Michigan will resume bottle, can returns on June 15

Michiganders looking to return their hordes of cans and bottles can finally do so beginning later this month.

The state of Michigan will allow bottle and can return facilities to resume operations on June 15, under certain restrictions, including limits on the number of containers individuals are allowed to return each day. 

That includes retailers with bottle return facilities at the front of the store or housed in a separate area of the store, and serviced exclusively by reverse vending machines requiring minimal or no person-to-person contact.

The bottle returns were halted by Gov. Gretchen Whitmer’s stay-at-home order in late March because of the coronavirus pandemic.

While grocery stores were deemed essential and remained opened under the order, bottle and can returns were considered nonessential. Halting returns allowed retailers to shift employees from container collection and deposit redemption duties to other areas as a safety precaution.

The return of the returns will be gradually phased in, the Michigan Treasury Department announced Monday in a news release. The initial phase allows retailers with bottle returns at the front of the store or in a separate area with “reverse vending machines with minimal or no person-to-person contact”  to accept returns.

Retailers also must comply with state-mandating safety protocols and restrictions including those to protect workers.

“During this initial phase, retailers must limit the volume of weekly returned beverage containers to no more than 140% of their average weekly collection volume for the period April and May 2019,” the Michigan Treasury said . “Consumers have the option of recycling their returnable beverage containers if they choose not to return them to a bottle deposit redemption facility.”

Here are the steps the retailers may take:

  • Limit the number of containers returned to $25 per day by a single individual 
  • Have special or limited hours hours for bottle return. 
  • Close the bottle return area for cleaning and supply management. 
  • Limit the number of available and operating reverse vending machines.
  • Retailers can implement procedures or restrictions necessary for promoting safety and/or efficiency.
  • Consumers have the option of recycling their returnable beverage containers if they choose not to return them to a bottle deposit redemption facility.

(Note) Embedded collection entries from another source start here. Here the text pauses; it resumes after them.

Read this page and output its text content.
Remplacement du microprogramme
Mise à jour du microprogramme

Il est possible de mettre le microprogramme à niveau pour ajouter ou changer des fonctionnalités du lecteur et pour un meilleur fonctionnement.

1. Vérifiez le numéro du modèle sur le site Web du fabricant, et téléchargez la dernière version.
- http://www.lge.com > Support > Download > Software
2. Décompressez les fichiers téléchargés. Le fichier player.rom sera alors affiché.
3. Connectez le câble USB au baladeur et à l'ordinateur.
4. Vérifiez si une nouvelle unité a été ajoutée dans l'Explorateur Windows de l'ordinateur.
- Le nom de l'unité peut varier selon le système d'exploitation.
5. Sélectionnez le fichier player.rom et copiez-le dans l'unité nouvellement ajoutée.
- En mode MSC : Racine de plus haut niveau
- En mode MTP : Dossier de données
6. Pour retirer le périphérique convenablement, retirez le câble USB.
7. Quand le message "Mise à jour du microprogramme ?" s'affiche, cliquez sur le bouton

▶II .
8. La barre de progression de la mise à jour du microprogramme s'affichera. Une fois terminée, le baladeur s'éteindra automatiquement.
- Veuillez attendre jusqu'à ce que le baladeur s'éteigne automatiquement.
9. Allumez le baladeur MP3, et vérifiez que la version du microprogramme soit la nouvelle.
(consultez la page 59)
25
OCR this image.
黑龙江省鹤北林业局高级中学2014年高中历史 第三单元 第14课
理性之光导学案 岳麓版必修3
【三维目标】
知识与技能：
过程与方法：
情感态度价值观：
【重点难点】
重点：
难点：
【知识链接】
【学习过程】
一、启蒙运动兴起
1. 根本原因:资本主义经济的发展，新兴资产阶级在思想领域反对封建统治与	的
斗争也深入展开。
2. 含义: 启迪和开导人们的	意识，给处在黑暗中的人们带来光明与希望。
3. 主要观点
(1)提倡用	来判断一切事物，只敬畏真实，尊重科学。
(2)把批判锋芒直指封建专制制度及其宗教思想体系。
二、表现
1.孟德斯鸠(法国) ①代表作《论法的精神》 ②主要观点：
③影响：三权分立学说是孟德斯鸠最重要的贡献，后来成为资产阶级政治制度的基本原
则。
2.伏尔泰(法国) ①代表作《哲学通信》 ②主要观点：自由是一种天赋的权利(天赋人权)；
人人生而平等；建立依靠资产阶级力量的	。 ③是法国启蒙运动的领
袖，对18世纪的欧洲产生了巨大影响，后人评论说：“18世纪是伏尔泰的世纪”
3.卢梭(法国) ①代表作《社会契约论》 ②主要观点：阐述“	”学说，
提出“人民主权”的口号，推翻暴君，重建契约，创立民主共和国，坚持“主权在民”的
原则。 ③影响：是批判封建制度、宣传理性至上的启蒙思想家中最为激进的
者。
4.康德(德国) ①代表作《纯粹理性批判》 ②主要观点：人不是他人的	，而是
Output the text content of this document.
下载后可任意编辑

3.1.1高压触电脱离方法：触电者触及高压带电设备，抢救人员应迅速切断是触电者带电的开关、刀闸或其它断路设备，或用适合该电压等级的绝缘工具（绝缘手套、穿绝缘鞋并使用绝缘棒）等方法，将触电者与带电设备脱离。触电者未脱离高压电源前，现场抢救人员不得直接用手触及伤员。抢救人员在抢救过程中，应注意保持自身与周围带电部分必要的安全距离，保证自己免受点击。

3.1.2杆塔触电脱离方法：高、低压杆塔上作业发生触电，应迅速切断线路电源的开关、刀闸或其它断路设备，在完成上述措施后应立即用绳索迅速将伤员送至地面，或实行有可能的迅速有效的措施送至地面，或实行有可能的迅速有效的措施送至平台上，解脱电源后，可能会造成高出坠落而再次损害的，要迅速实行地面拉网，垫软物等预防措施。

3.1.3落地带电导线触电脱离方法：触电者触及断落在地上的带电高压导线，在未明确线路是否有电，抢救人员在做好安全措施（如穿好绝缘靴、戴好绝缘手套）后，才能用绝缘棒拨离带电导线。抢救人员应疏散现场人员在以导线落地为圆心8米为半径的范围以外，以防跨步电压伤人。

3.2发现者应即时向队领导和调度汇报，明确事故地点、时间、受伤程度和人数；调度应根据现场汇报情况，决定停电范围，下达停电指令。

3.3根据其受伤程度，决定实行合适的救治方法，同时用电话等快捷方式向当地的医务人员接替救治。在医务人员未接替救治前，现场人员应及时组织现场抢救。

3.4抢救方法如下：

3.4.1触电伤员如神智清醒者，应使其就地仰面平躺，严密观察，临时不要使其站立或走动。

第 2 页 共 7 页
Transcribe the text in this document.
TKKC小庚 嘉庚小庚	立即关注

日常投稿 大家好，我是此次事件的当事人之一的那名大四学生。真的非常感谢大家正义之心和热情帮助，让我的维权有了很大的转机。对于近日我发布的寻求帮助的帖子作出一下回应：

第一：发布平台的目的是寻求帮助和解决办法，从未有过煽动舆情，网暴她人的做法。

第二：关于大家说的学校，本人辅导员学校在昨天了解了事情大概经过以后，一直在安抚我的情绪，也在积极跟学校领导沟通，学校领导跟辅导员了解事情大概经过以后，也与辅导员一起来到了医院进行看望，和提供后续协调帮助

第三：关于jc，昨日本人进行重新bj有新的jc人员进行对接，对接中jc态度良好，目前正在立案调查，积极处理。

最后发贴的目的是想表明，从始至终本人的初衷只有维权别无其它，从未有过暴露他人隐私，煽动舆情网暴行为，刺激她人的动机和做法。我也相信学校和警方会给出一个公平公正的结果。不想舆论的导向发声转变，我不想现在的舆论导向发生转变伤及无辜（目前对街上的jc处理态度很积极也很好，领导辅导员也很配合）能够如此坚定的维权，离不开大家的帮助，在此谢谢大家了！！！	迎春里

Michigan bottle and can returns have been piling up to the tune of $50 million and counting.

That number grows by 70 million unredeemed cans and bottles a week, Tom Emmerich, chief operating officer of Schupan & Sons Recycling, said at the time. The company, with facilities in Wixom and Wyoming, processes aluminum cans and plastic and glass bottles from Michigan’s beer and pop distributors, who, in turn, pick them up from the supermarkets, party stores, gas stations and other places where people redeem their 10-cent deposits.

“Consumers are not putting these containers at curbside, they’re not throwing them away — yet,” he said.

“We also know there are a tremendous number of charities who are working with different communities to collect deposit containers until the stores start taking them back.”

Those bottles and cans piling up in people’s closets, garages and sheds aren’t going away. They will ultimately have to be processed, and that can’t happen all at once, Emmerich said.

“We’re probably looking at 20 to 25 weeks to dig ourselves out of this issue,” he said.

The state treasury department said it will issue further guidance in the near future as it phases the bottle deposit program back to full operation.